Betrokkene is het niet eens met de beslissing van de officier van justitie en heeft in het beroepschrift de gronden daarvoor aangevoerd.
De kantonrechter is van oordeel dat uit de stukken die zich in het dossier bevinden – met name uit de verklaring van de verbalisant – voldoende blijkt dat de gedraging waarvoor de boete is opgelegd, is verricht. Uit de verklaring van de verbalisant zoals opgenomen in het zaakoverzicht blijkt dat de snelheidsovertreding is vastgesteld met behulp van een mobiele radar, waarbij de verbalisant dus zelf ter plaatse aanwezig was. In dit geval wordt betrokkene verweten dat met zijn voertuig is gehandeld in strijd met artikel 20, aanhef en onder a, van het Rvv dat bepaalt dat binnen de bebouwde kom (aangegeven met bord H1) de maximumsnelheid 50 km/h bedraagt.

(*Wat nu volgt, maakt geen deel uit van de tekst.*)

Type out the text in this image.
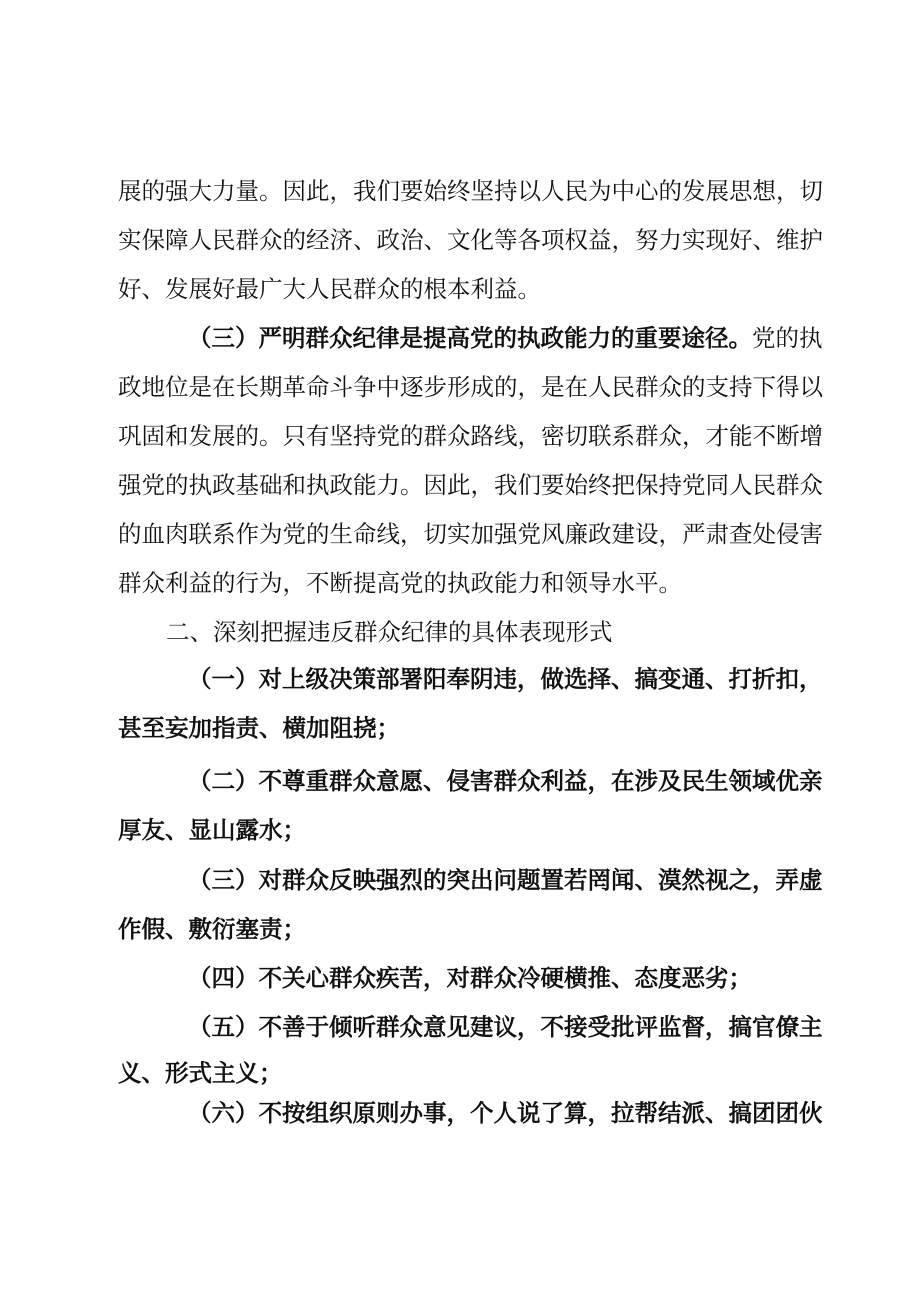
展的强大力量。因此，我们要始终坚持以人民为中心的发展思想，切
实保障人民群众的经济、政治、文化等各项权益，努力实现好、维护
好、发展好最广大人民群众的根本利益。
（三）严明群众纪律是提高党的执政能力的重要途径。党的执
政地位是在长期革命斗争中逐步形成的，是在人民群众的支持下得以
巩固和发展的。只有坚持党的群众路线，密切联系群众，才能不断增
强党的执政基础和执政能力。因此，我们要始终把保持党同人民群众
的血肉联系作为党的生命线，切实加强党风廉政建设，严肃查处侵害
群众利益的行为，不断提高党的执政能力和领导水平。
二、深刻把握违反群众纪律的具体表现形式
（一）对上级决策部署阳奉阴违，做选择、搞变通、打折扣，
甚至妄加指责、横加阻挠；
（二）不尊重群众意愿、侵害群众利益，在涉及民生领域优亲
厚友、显山露水；
（三）对群众反映强烈的突出问题置若罔闻、漠然视之，弄虚
作假、敷衍塞责；
（四）不关心群众疾苦，对群众冷硬横推、态度恶劣；
（五）不善于倾听群众意见建议，不接受批评监督，搞官僚主
义、形式主义；
（六）不按组织原则办事，个人说了算，拉帮结派、搞团团伙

Uit rechtspraak volgt dat in geval van een mobiele controle, zoals hier aan de orde, het uitgangspunt is dat de verbalisant die ter plaatste aanwezig is, voorafgaand aan de controle de bebording heeft gecontroleerd (zie de uitspraak van het Gerechtshof Arnhem-Leeuwarden van 28 februari 2020, gepubliceerd op www.rechtspraak.nl, met nummer ECLI:NL: GHARL:2020:1803). De enkele veronderstelling van betrokkene dat hij buiten de bebouwde kom reed, is daartegenover onvoldoende reden om te twijfelen aan de verklaring van de verbalisant. Betrokkene had kunnen en moeten weten dat hij binnen de bebouwde kom reed. De boete is dus terecht opgelegd. De kantonrechter ziet in hetgeen betrokkene heeft aangevoerd ook geen reden om de boete te matigen.

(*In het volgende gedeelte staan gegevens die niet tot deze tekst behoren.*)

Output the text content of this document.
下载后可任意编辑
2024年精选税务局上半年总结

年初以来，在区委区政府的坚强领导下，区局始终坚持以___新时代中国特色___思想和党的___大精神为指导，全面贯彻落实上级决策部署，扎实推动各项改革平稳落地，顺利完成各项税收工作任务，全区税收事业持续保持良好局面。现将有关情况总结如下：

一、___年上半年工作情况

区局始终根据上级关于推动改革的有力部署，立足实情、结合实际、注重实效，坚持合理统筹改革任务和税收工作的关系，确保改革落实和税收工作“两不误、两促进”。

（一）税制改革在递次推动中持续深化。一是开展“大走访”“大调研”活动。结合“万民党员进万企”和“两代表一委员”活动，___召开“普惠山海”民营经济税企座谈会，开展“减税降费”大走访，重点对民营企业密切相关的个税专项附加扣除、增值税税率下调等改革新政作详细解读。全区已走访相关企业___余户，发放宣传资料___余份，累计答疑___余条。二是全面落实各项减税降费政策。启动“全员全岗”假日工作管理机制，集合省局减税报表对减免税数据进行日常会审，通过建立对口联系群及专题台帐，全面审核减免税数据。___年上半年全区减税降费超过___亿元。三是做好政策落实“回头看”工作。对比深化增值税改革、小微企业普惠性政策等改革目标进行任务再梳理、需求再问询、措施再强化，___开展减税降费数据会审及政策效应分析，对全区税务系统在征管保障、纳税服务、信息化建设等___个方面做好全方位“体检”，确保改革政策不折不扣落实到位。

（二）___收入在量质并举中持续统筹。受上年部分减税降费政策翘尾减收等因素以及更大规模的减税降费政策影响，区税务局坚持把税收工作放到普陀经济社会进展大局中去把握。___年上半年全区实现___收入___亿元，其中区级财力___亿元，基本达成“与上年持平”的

Het beroep wordt daarom ongegrond verklaard.
Nu het beroep ongegrond wordt verklaard ziet de kantonrechter geen aanleiding om proceskosten toe te kennen.

De uitspraak

De kantonrechter:
‒ verklaart het beroep ongegrond;
‒ wijst het verzoek op vergoeding van de proceskosten af.
Deze uitspraak is gedaan door mr. B. Voogd, kantonrechter, bijgestaan door de griffier, en in het openbaar uitgesproken.
De griffier De kantonrechter
Tegen deze uitspraak kan op grond van artikel 14 WAHV hoger beroep worden ingesteld bij het gerechtshof Arnhem-Leeuwarden, binnen 6 weken na de hieronder vermelde dag van toezending. Hoger beroep is in beginsel alleen mogelijk als de boete in de uitspraak is bepaald op een bedrag van meer dan € 70,00. Het beroepschrift moet worden verzonden aan de afdeling Kanton van de rechtbank Noord-Holland, Postbus 251, 1800 BG Alkmaar. De wet gaat uit van een geheel schriftelijke procedure in hoger beroep, tenzij door u bij het beroepschrift uitdrukkelijk om een mondelinge behandeling van de zaak is verzocht.
Het instellen van hoger beroep per e-mail is niet mogelijk.